Setback for Wrigley's Doublemint trade mark


The European Court of Justice's Advocate General has delivered an opinion in a case over gum maker Wm Wrigley Jr. Company's attempt to register its Doublemint trade mark across the EU, a decision which could restrict the ability of brand owners to register descriptive marks.

Advocate General Francis Jacobs wrote that the word combination Doublemint merely describes the product's characteristics. He wrote that the term "is a factual, objective reference to mint flavour in some way doubled". An "imaginative element" was found to be lacking from the mark.

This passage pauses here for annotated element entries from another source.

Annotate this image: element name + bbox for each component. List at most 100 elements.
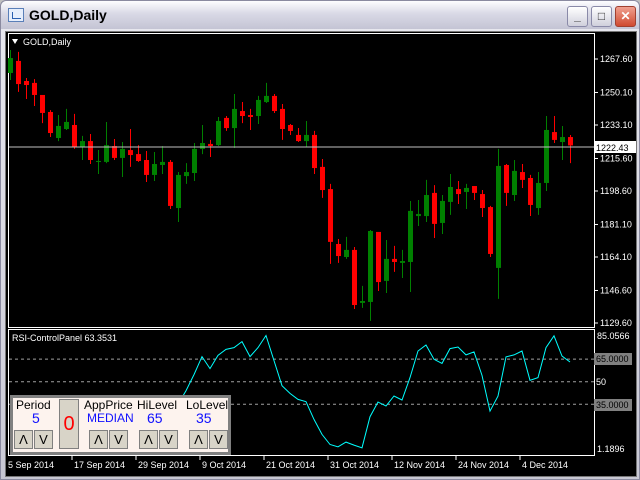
time-tick-label: 31 Oct 2014 <box>330 460 379 470</box>
lolevel-up-button[interactable]: Λ <box>189 430 208 449</box>
price-tick-label: 1233.10 <box>600 120 633 130</box>
candle-bear <box>48 111 53 134</box>
rsi-mid-level-label: 50 <box>596 377 606 387</box>
candle-bull <box>304 134 309 142</box>
candle-bull <box>56 125 61 139</box>
candle-bull <box>464 187 469 192</box>
candle-bear <box>568 137 573 146</box>
candle-bear <box>16 60 21 85</box>
rsi-min-label: 1.1896 <box>597 444 625 454</box>
bid-price-label: 1222.43 <box>596 143 629 153</box>
candle-bear <box>336 243 341 257</box>
candle-bear <box>552 132 557 140</box>
candle-bear <box>504 164 509 193</box>
candle-bear <box>280 108 285 130</box>
price-tick-label: 1267.60 <box>600 54 633 64</box>
candle-bear <box>136 154 141 161</box>
period-value: 5 <box>32 410 40 426</box>
candle-bear <box>328 189 333 242</box>
rsi-control-panel: Period 5 Λ V 0 AppPrice MEDIAN Λ V HiLev… <box>10 395 231 455</box>
candle-bear <box>296 134 301 142</box>
price-tick-label: 1146.60 <box>600 285 632 295</box>
candle-bull <box>368 230 373 302</box>
candle-bull <box>96 160 101 162</box>
time-tick-label: 9 Oct 2014 <box>202 460 246 470</box>
candle-bull <box>264 95 269 103</box>
period-down-button[interactable]: V <box>34 430 53 449</box>
candle-bull <box>184 172 189 177</box>
candle-bull <box>256 99 261 117</box>
appprice-up-button[interactable]: Λ <box>89 430 108 449</box>
reset-button[interactable]: 0 <box>59 399 79 449</box>
time-tick-label: 21 Oct 2014 <box>266 460 315 470</box>
hilevel-up-button[interactable]: Λ <box>139 430 158 449</box>
candle-bear <box>32 82 37 95</box>
hilevel-value: 65 <box>147 410 163 426</box>
candle-bear <box>88 141 93 161</box>
candle-bear <box>72 124 77 147</box>
candle-bull <box>560 137 565 143</box>
candle-bear <box>352 249 357 306</box>
candle-bear <box>208 143 213 147</box>
candle-bear <box>224 117 229 129</box>
candle-bull <box>104 145 109 162</box>
candle-bear <box>24 80 29 86</box>
appprice-label: AppPrice <box>84 398 133 412</box>
candle-bear <box>520 172 525 180</box>
candle-bull <box>544 129 549 183</box>
rsi-hi-level-label: 65.0000 <box>596 354 629 364</box>
candle-bear <box>168 161 173 206</box>
chart-menu-triangle-icon[interactable] <box>12 39 18 44</box>
rsi-max-label: 85.0566 <box>597 331 630 341</box>
candle-bull <box>80 141 85 147</box>
candle-bear <box>392 258 397 262</box>
rsi-lo-level-label: 35.0000 <box>596 400 629 410</box>
candle-bear <box>272 95 277 112</box>
candle-bull <box>344 249 349 257</box>
appprice-down-button[interactable]: V <box>109 430 128 449</box>
time-tick-label: 17 Sep 2014 <box>74 460 125 470</box>
candle-bull <box>536 182 541 209</box>
candle-bull <box>120 148 125 158</box>
price-tick-label: 1129.60 <box>600 318 632 328</box>
candle-bear <box>312 134 317 169</box>
candle-bear <box>528 177 533 205</box>
time-tick-label: 24 Nov 2014 <box>458 460 509 470</box>
candle-bull <box>176 174 181 209</box>
candle-bull <box>192 148 197 174</box>
appprice-value: MEDIAN <box>87 411 134 425</box>
candle-bear <box>40 94 45 113</box>
candle-bear <box>456 189 461 195</box>
candle-bear <box>488 207 493 254</box>
price-tick-label: 1198.60 <box>600 186 632 196</box>
lolevel-down-button[interactable]: V <box>209 430 228 449</box>
candle-bull <box>408 210 413 262</box>
time-tick-label: 5 Sep 2014 <box>8 460 54 470</box>
price-tick-label: 1181.10 <box>600 219 632 229</box>
chart-symbol-label: GOLD,Daily <box>23 37 72 47</box>
candle-bear <box>248 115 253 117</box>
price-tick-label: 1215.60 <box>600 153 633 163</box>
candle-bear <box>472 186 477 193</box>
rsi-line <box>177 334 571 449</box>
hilevel-down-button[interactable]: V <box>159 430 178 449</box>
candle-bull <box>440 200 445 223</box>
candle-bull <box>512 170 517 196</box>
candle-bear <box>432 192 437 224</box>
candle-bull <box>424 195 429 217</box>
candle-bear <box>288 124 293 131</box>
candle-bear <box>144 160 149 175</box>
period-up-button[interactable]: Λ <box>14 430 33 449</box>
candle-bear <box>240 111 245 117</box>
candle-bear <box>128 150 133 156</box>
price-tick-label: 1250.10 <box>600 87 633 97</box>
candle-bull <box>200 142 205 149</box>
price-tick-label: 1164.10 <box>600 252 632 262</box>
candle-bull <box>160 161 165 165</box>
candle-bull <box>360 300 365 303</box>
candle-bull <box>152 164 157 175</box>
time-tick-label: 29 Sep 2014 <box>138 460 189 470</box>
candle-bear <box>112 146 117 158</box>
candle-bear <box>480 194 485 209</box>
candle-bull <box>496 165 501 268</box>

The opinion is not the end of the matter: the European Court of Justice must make its final decision later this year, although it will be influenced by the Advocate General's views.

Jacobs contrasted his decision with a previous one that granted a trade mark to Proctor & Gamble for Baby-Dry. The difference, he said, was that term's "syntactically unusual juxtaposition." The inversion of the words Baby and Dry would be unusual to English speakers; not so Double and Mint, he reasoned.

Jacobs wrote: "The placing of a qualifier such as 'double' before a characteristic such as 'mint' is not structurally or syntactically unusual."

He added that, "whilst Doublemint as such may be absent from dictionaries, the degree of lexical invention deployed in its creation is essentially limited to removing the space between two words which may well be used together descriptively."

The mark is already registered in the US, where the product has been sold since 1914. It is also registered in 14 of the EU's 15 Member States but, according to SFGate.com, Wrigley wants a Community Trade Mark registration to reduce administrative costs and improve protection.